(Hong Kong, July 8, 2010) The decision of an independent online news site to shut down its web board is indicative of the shut down of free speech in Thailand under the ongoing state of emergency, the Asian Human Rights Commission (AHRC) said on Thursday.
In an announcement posted on its website, www.prachatai.com, Prachatai said that as the government was hunting for people making comments online, it had decided to close the web board for the safety of users.
"The media and posters alike face the threat of sweeping accusations that they are a 'threat to national security' through the use of the 2007 Computer Crimes Act, the Emergency Decree and Section 112 of the Criminal Code," the Bangkok-based news group said.
"The tracking and hunting down of people who post comments in the webboard seems to be no problem at all for the authorities who do not even have to obtain any information from Prachatai," it added.
"With limited protection and no guarantee of safety for anyone who uses the webboard, the Prachatai team has to come to this conclusion" to close the board, it announced.
AHRC director, Basil Fernando, said that the closure of the webboard spoke to the extent to which nobody in Thailand had the right to speak freely any longer.
"Under the former government of Thaksin Shinawatra, people speaking out about human rights and politics were intimidated, and there was a degree of self-censorship in the mainstream media, but nothing like what we have seen since the 2006 coup," Fernando said.
"The latest round of outright repression under the emergency decree, which has just been reimposed across much of the country, is akin to that of a military dictatorship," he said.
"Internet chat boards are among the few places that people feel that they can still get things off their chests, so if Prachatai has decided to pull the plug on comment because it's afraid of the consequences, then the situation in Thailand is very grim indeed," the Hong Kong-based rights group director added.
Prachatai's director, Chiranuch Premchaiporn, is already facing a raft of charges under the 2007 Computer Crime Act for failing to remove quickly enough comments from the web board that the police allege were offensive to the monarchy.

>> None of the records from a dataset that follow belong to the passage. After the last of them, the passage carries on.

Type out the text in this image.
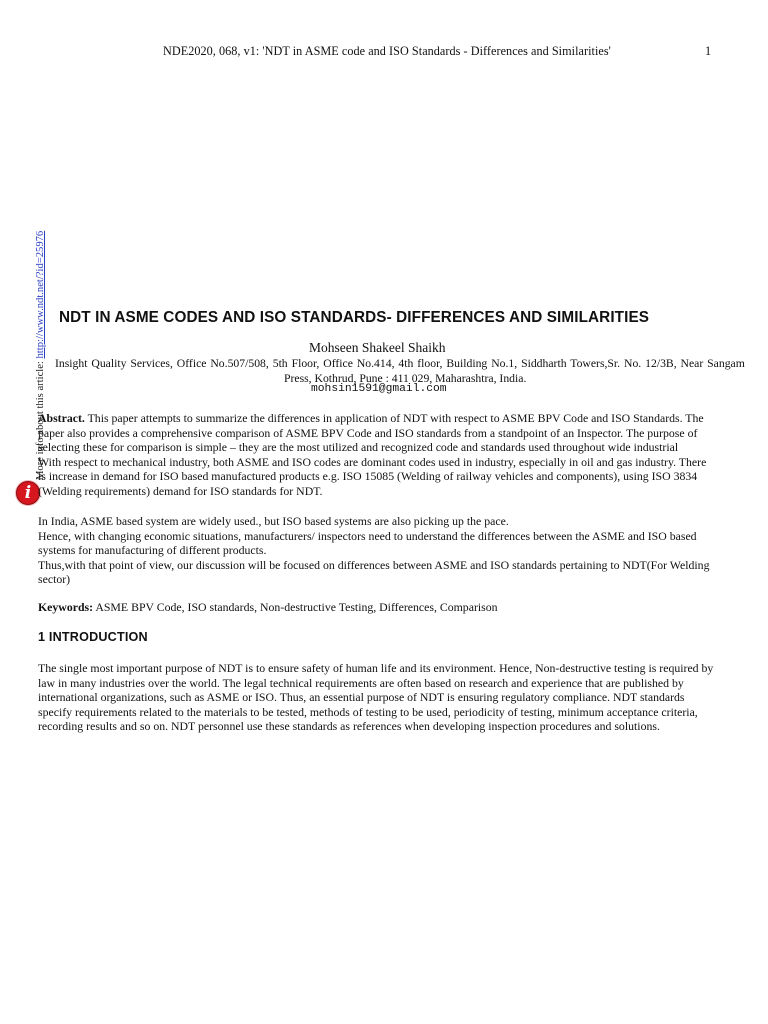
NDE2020, 068, v1: 'NDT in ASME code and ISO Standards - Differences and Similarities'	1
More info about this article: http://www.ndt.net/?id=25976
i
NDT IN ASME CODES AND ISO STANDARDS- DIFFERENCES AND SIMILARITIES
Mohseen Shakeel Shaikh
Insight Quality Services, Office No.507/508, 5th Floor, Office No.414, 4th floor, Building No.1, Siddharth Towers,Sr. No. 12/3B, Near Sangam
Press, Kothrud, Pune : 411 029, Maharashtra, India.
mohsin1591@gmail.com
Abstract. This paper attempts to summarize the differences in application of NDT with respect to ASME BPV Code and ISO Standards. The
paper also provides a comprehensive comparison of ASME BPV Code and ISO standards from a standpoint of an Inspector. The purpose of
selecting these for comparison is simple – they are the most utilized and recognized code and standards used throughout wide industrial
With respect to mechanical industry, both ASME and ISO codes are dominant codes used in industry, especially in oil and gas industry. There
is increase in demand for ISO based manufactured products e.g. ISO 15085 (Welding of railway vehicles and components), using ISO 3834
(Welding requirements) demand for ISO standards for NDT.
In India, ASME based system are widely used., but ISO based systems are also picking up the pace.
Hence, with changing economic situations, manufacturers/ inspectors need to understand the differences between the ASME and ISO based
systems for manufacturing of different products.
Thus,with that point of view, our discussion will be focused on differences between ASME and ISO standards pertaining to NDT(For Welding
sector)
Keywords: ASME BPV Code, ISO standards, Non-destructive Testing, Differences, Comparison
1 INTRODUCTION
The single most important purpose of NDT is to ensure safety of human life and its environment. Hence, Non-destructive testing is required by
law in many industries over the world. The legal technical requirements are often based on research and experience that are published by
international organizations, such as ASME or ISO. Thus, an essential purpose of NDT is ensuring regulatory compliance. NDT standards
specify requirements related to the materials to be tested, methods of testing to be used, periodicity of testing, minimum acceptance criteria,
recording results and so on. NDT personnel use these standards as references when developing inspection procedures and solutions.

Section 112 of the Criminal Code also punishes insults to the royal family with up to 15 years in prison.
In recent months the site has had to shift its online addresses and take other steps to get around Internet censorship. The authorities named it on a list of websites to be targeted under the emergency regulations imposed in response to anti-government protests.
Aside from websites, anti-government broadcasters and publications have also been shut down in recent months, including a television station, five serials and some 20 radio stations.
On July 6, the prime minister and cabinet decided to renew the Emergency Decree in 19 provinces, including Bangkok, for a further 90 days.
"The state of emergency has been extended even though there are no more conditions in Thailand to warrant it, in clear violation of international law," AHRC director Fernando said.
"Obviously, the purpose of the continued use of this emergency law is nothing other than to repress government opponents from outside of a rule-of-law framework," he added.
"The consequences will be very bad for Thailand, as there will only be an increase in legitimate anger at the unelected government and a further decline in legitimacy for the country's key institutions, including its courts," he noted.